Keywords: herpes simplex virus type 2, acyclovir, suppression, genital ulcer disease, viral shedding, genital herpes

Introduction

Herpes Simplex Virus 2 (HSV-2) is the most common etiology of genital ulcer disease (GUD) worldwide and has been associated with a two to four-fold increase in HIV acquisition [1]. It is hypothesized that increased HIV acquisition risk is conferred by breaches in genital epithelium as well as genital inflammation during HSV reactivation. Herpetic ulcerations compromise the integrity of genital epithelium and mucosa and recruit activated CD4+ and CD8+ T lymphocytes and dendritic cells that may facilitate HIV attachment and infection during sexual intercourse [2].

We recently completed a randomized placebo controlled trial (HPTN 039) to evaluate whether 400 mg twice daily acyclovir could reduce HIV acquisition among 3172 HSV-2 seropositive men who have sex with men (MSM) in the US and Peru and women in sub-Saharan Africa by suppressing HSV [3]. This trial failed to demonstrate a protective effect of this regimen on HIV incidence, confirming results from another trial testing the same intervention in Tanzanian women [4]. As a secondary objective, HPTN 039 evaluated the impact of acyclovir on symptomatic genital ulcers, as well as on virologic endpoints, defined by frequency and amount of HSV detected in GUD observed on examination.
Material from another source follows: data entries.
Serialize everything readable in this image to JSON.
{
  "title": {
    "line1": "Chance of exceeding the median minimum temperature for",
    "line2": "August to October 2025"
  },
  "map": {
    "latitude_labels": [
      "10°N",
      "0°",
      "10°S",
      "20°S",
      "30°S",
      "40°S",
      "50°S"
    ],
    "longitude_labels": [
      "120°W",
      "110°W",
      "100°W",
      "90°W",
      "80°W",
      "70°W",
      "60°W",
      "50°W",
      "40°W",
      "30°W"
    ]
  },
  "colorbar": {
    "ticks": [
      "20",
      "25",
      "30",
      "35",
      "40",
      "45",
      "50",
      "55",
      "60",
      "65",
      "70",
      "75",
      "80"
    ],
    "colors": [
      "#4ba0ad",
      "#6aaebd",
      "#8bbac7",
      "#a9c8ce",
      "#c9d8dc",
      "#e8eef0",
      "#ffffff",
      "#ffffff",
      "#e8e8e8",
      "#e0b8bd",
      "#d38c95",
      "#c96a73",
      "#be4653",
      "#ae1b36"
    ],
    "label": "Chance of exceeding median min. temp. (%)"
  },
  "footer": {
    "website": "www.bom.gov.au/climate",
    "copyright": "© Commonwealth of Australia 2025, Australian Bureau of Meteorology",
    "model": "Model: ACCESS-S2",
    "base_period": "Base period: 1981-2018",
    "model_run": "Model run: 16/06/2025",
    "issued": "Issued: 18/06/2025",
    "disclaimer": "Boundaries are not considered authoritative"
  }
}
The efficacy of acyclovir has been extensively characterized in developed countries; however, there is a paucity of data on acyclovir efficacy in resource-poor countries. While acyclovir has now been added to the WHO essential drug list, many STD clinics in Africa still do not have access to the drug, and the cost of the medication limits its use. In addition, evaluation of acyclovir in this setting has focused on treatment of genital ulcer disease and not on prevention of HSV recurrences. Thus, our trial provides novel information about the clinical and virologic efficacy of suppressive acyclovir in resource-poor settings.

Subjects and Methods

A total of 3127 HIV negative, HSV-2 antibody positive participants were enrolled into HPTN 039 and evaluable. MSM were enrolled at sites in the US (Seattle, San Francisco and New York) and Peru (Lima, Iquitos, and Pucallpa) and women were enrolled at sites in Harare, Zimbabwe; Lusaka, Zambia; and Johannesburg, South Africa. Informed consent was obtained from study participants and Institutional Review Boards approved the protocol at each participating trial site. Eligibility criteria and screening procedures are further detailed elsewhere [3].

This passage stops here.